With the speed at which my name changed from “Anno-san” to “Hiro-chan,” even the density of the air in the hallway felt slightly heavier. In the morning, in front of the blackboard. Yua Miura-san’s voice rolled like a bell, and An-san and Fuu-san’s pen tips rushed across the paper.
I aligned the wording, chose the colors, and put in the marks. Requests opened one after another like drawers, and before I could look for words to refuse, another drawer clicked open. I hadn’t had anyone I could call a friend. I had always been bad at talking, scared to approach people on my own, and I spent my days unable to move forward.
That was why it made me happy when Yua-san called out to me. And being helpful to someone was genuinely enjoyable. But deep in my chest, an odd discomfort followed me all day long. It was as if one side of a button had come undone and was faintly tapping against the inside of my clothes. The person I wanted to talk to most felt far away. The bench at lunchtime was swept away by another wave of tasks, and even when my feet turned toward it, I couldn’t sit down as often.

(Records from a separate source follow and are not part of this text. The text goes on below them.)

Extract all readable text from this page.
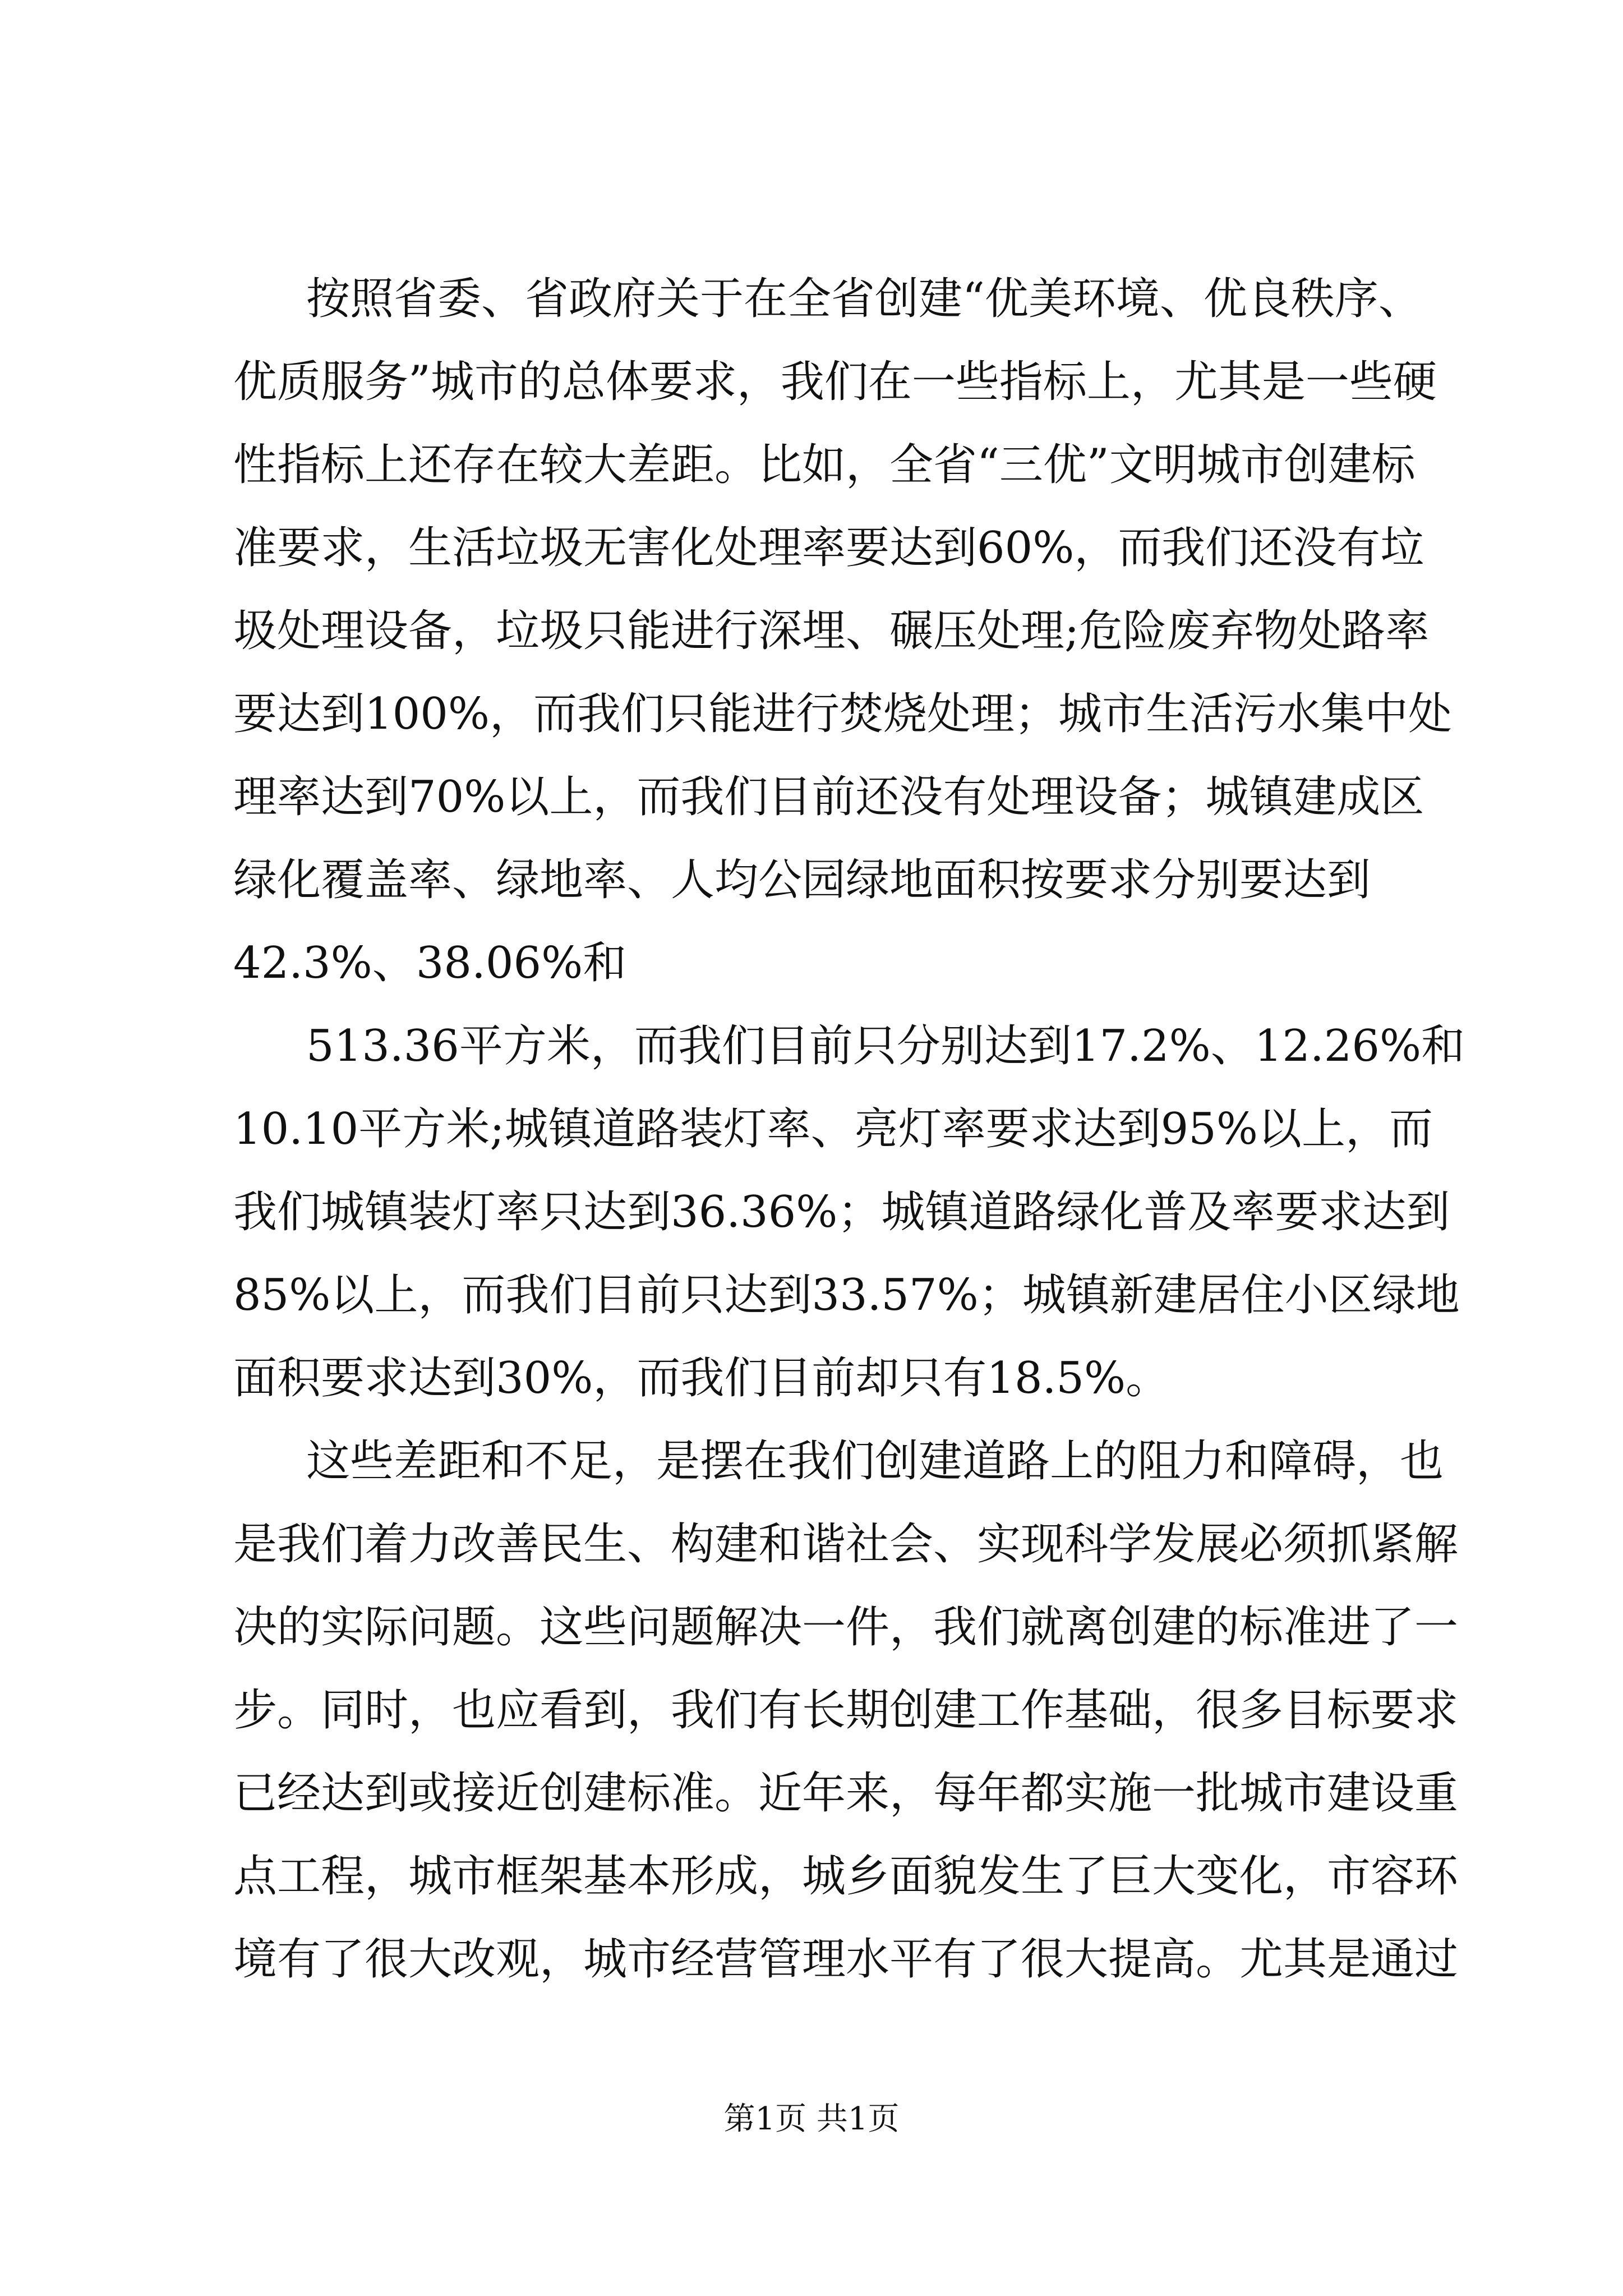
按照省委、省政府关于在全省创建“优美环境、优良秩序、
优质服务”城市的总体要求，我们在一些指标上，尤其是一些硬
性指标上还存在较大差距。比如，全省“三优”文明城市创建标
准要求，生活垃圾无害化处理率要达到60%，而我们还没有垃
圾处理设备，垃圾只能进行深埋、碾压处理;危险废弃物处路率
要达到100%，而我们只能进行焚烧处理；城市生活污水集中处
理率达到70%以上，而我们目前还没有处理设备；城镇建成区
绿化覆盖率、绿地率、人均公园绿地面积按要求分别要达到
42.3%、38.06%和
513.36平方米，而我们目前只分别达到17.2%、12.26%和
10.10平方米;城镇道路装灯率、亮灯率要求达到95%以上，而
我们城镇装灯率只达到36.36%；城镇道路绿化普及率要求达到
85%以上，而我们目前只达到33.57%；城镇新建居住小区绿地
面积要求达到30%，而我们目前却只有18.5%。
这些差距和不足，是摆在我们创建道路上的阻力和障碍，也
是我们着力改善民生、构建和谐社会、实现科学发展必须抓紧解
决的实际问题。这些问题解决一件，我们就离创建的标准进了一
步。同时，也应看到，我们有长期创建工作基础，很多目标要求
已经达到或接近创建标准。近年来，每年都实施一批城市建设重
点工程，城市框架基本形成，城乡面貌发生了巨大变化，市容环
境有了很大改观，城市经营管理水平有了很大提高。尤其是通过
第1页 共1页
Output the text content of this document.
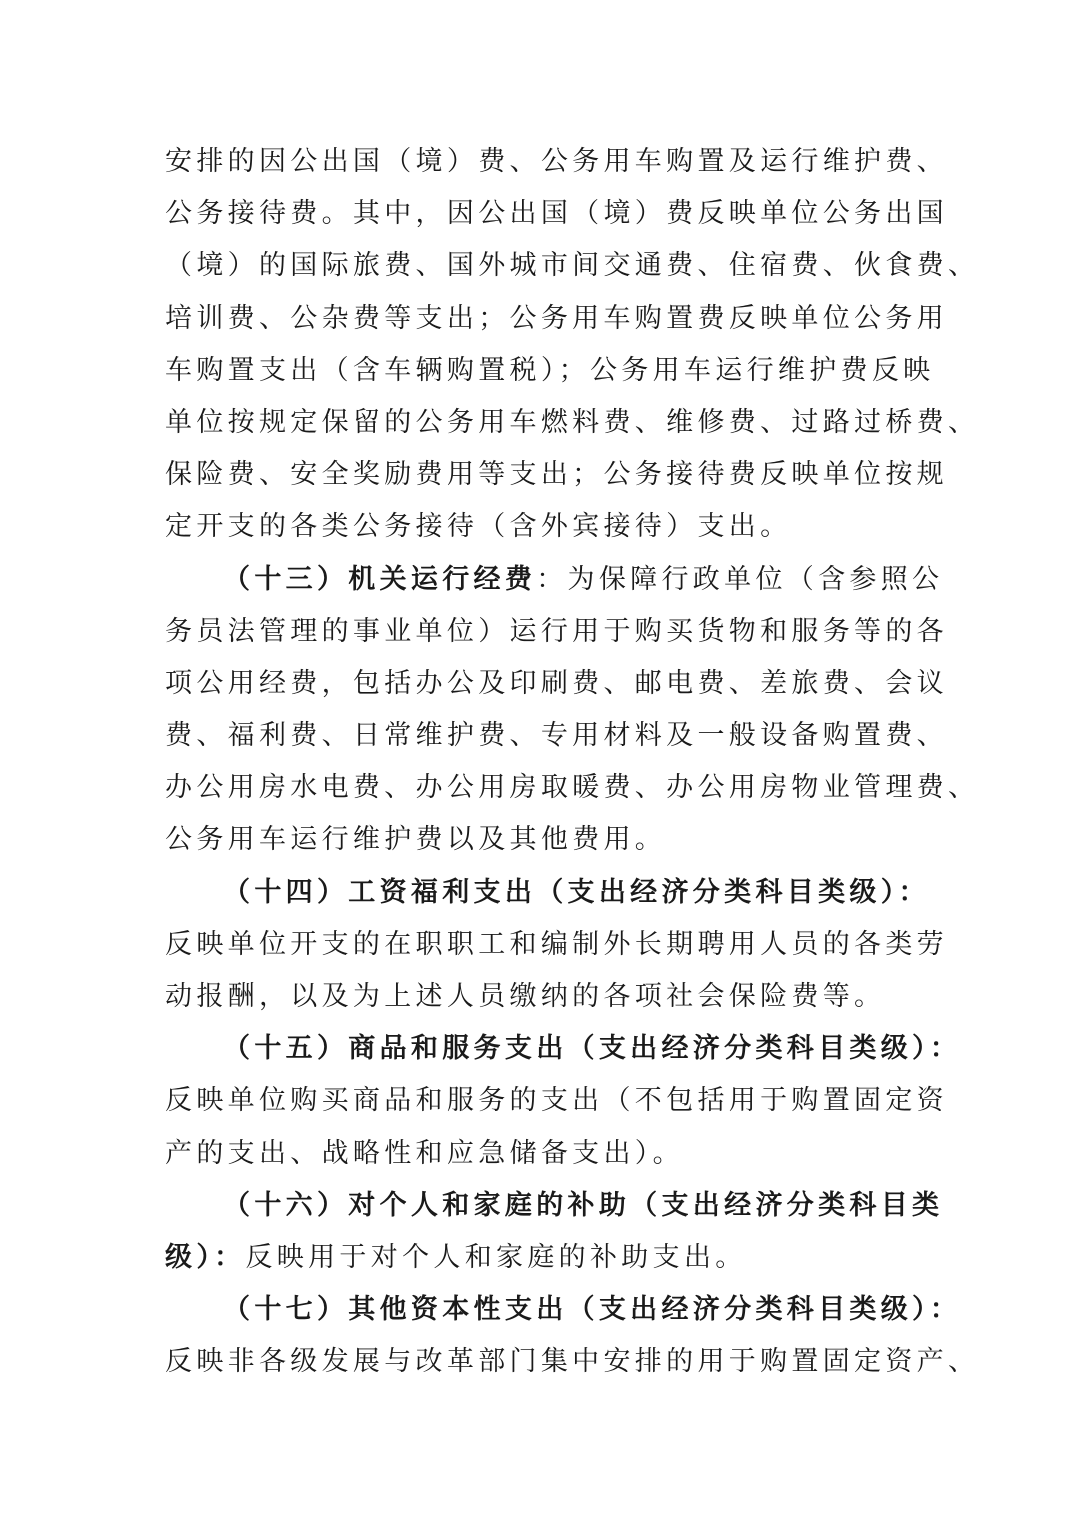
安排的因公出国（境）费、公务用车购置及运行维护费、
公务接待费。其中，因公出国（境）费反映单位公务出国
（境）的国际旅费、国外城市间交通费、住宿费、伙食费、
培训费、公杂费等支出；公务用车购置费反映单位公务用
车购置支出（含车辆购置税）；公务用车运行维护费反映
单位按规定保留的公务用车燃料费、维修费、过路过桥费、
保险费、安全奖励费用等支出；公务接待费反映单位按规
定开支的各类公务接待（含外宾接待）支出。
（十三）机关运行经费：为保障行政单位（含参照公
务员法管理的事业单位）运行用于购买货物和服务等的各
项公用经费，包括办公及印刷费、邮电费、差旅费、会议
费、福利费、日常维护费、专用材料及一般设备购置费、
办公用房水电费、办公用房取暖费、办公用房物业管理费、
公务用车运行维护费以及其他费用。
（十四）工资福利支出（支出经济分类科目类级）：
反映单位开支的在职职工和编制外长期聘用人员的各类劳
动报酬，以及为上述人员缴纳的各项社会保险费等。
（十五）商品和服务支出（支出经济分类科目类级）：
反映单位购买商品和服务的支出（不包括用于购置固定资
产的支出、战略性和应急储备支出）。
（十六）对个人和家庭的补助（支出经济分类科目类
级）：反映用于对个人和家庭的补助支出。
（十七）其他资本性支出（支出经济分类科目类级）：
反映非各级发展与改革部门集中安排的用于购置固定资产、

Instead, I received a paper cup in front of the vending machine and quietly pressed the rabbit keyholder. The dull feel of the metal felt like a mark telling me where “today” stood. The time I spent with Sora-kun decreased, as if the hourglass had been flipped upside down.
Every time I said “thank you,” my words scattered toward everyone else, and the words reaching him became thinner. In class, when our eyes met, we only nodded like exchanging a simple signal. That was all. Before I could reach out, another voice interrupted us. But when I had been troubled and on the verge of tears, he came to me.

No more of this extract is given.